[vorbis-dev] mdct.c

Monty xiphmont at xiph.org
Mon Mar 18 13:53:33 PST 2002



> As we're trying to put libvorbis on LEON chip running on XSV-800 FPGA
> board, the code runs now (simple player using Pthread on RTEMS/LEON)  but
> it seems that we have to implement some functions in hardware in order to
> help speed up the decoding process. We target this mdct_backward()
> first. Do you have any comment? Is there any other hardware-friendly and
> computation-intensive functions?

Most other operations are vectorizable...  The LSP filter code (only
used by re-pc bitstreams) could also benefit from
optimization/hardware implementation.  Aside from MDCT, there are no
other huge, expensive black-box transforms in decode.

> I am looking at the code from http://sourceforge.net/projects/ivdev/
> provided by Mr.Dan Conti and trying to make it "compilable" with gcc on
> Linux (if I have duplicating anyone's work please let me know :) ).

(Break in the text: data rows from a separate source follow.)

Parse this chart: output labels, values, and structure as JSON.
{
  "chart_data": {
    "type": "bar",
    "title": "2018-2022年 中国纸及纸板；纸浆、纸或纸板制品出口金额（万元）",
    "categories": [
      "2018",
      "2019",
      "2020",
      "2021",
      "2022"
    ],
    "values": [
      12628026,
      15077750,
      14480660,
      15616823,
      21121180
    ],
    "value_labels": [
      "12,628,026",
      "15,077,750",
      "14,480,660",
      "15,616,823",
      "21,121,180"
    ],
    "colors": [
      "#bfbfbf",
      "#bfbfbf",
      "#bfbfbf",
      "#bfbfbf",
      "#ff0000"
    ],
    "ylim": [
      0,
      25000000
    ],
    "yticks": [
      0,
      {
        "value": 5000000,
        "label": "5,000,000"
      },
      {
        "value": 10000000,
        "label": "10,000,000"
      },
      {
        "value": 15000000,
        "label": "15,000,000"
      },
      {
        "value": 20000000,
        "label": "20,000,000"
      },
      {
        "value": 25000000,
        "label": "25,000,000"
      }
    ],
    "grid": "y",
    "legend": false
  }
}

As we
> have the limit that our FPU can run at only 25 MHz (which might not be
> fast enough to decode Ogg/Vorbis), we prefer to go with the no-fpu version
> so that we could run with higher frequency.

The ivdev code is useful, but there are important caveats to keep in
mind if you're going to put time into using it:

First and foremost, there's a few crash bugs in the ivdev code [to my
memory, one is in the bank switching ASM in
block.c:vorbis_synthesis_blockin(), code that has long since been
replaced in the reference encoder.  The other is in other ASM blocks
that make use of the condition code register; that register is not
marked as clobbered.  I'll freely admit that these two bugs are
actually my own fault ;-]

Secondly, the fixed-point conversion done in the code can't handle the
range necessary to deal with Vorbis 1.0 files; the range behavior
hardwired into the implementation was mostly sufficient for beta four,
but the codebooks and multiplication vectors for 1.0 simply can't fit
in 32 bits with a fixed point.  32.32 would work, as would a binary
point that could move within a 32 bit range (ARM cores can give this
to an only mildly clever implementation for free; this is the approach
I've taken).

So, in summary, the ivdev code is a fork of Vorbis from a long time
ago and doesn't reflect the stacks of bugfixes or complete 1.0 feature
set.  It does not work with any Ogg files produced by an Ogg encoder
from the past year or so, and it's my humble [but correct] opinion
that starting over with a fixed point port from current CVS is an
easier task than bringing ivdev up to date.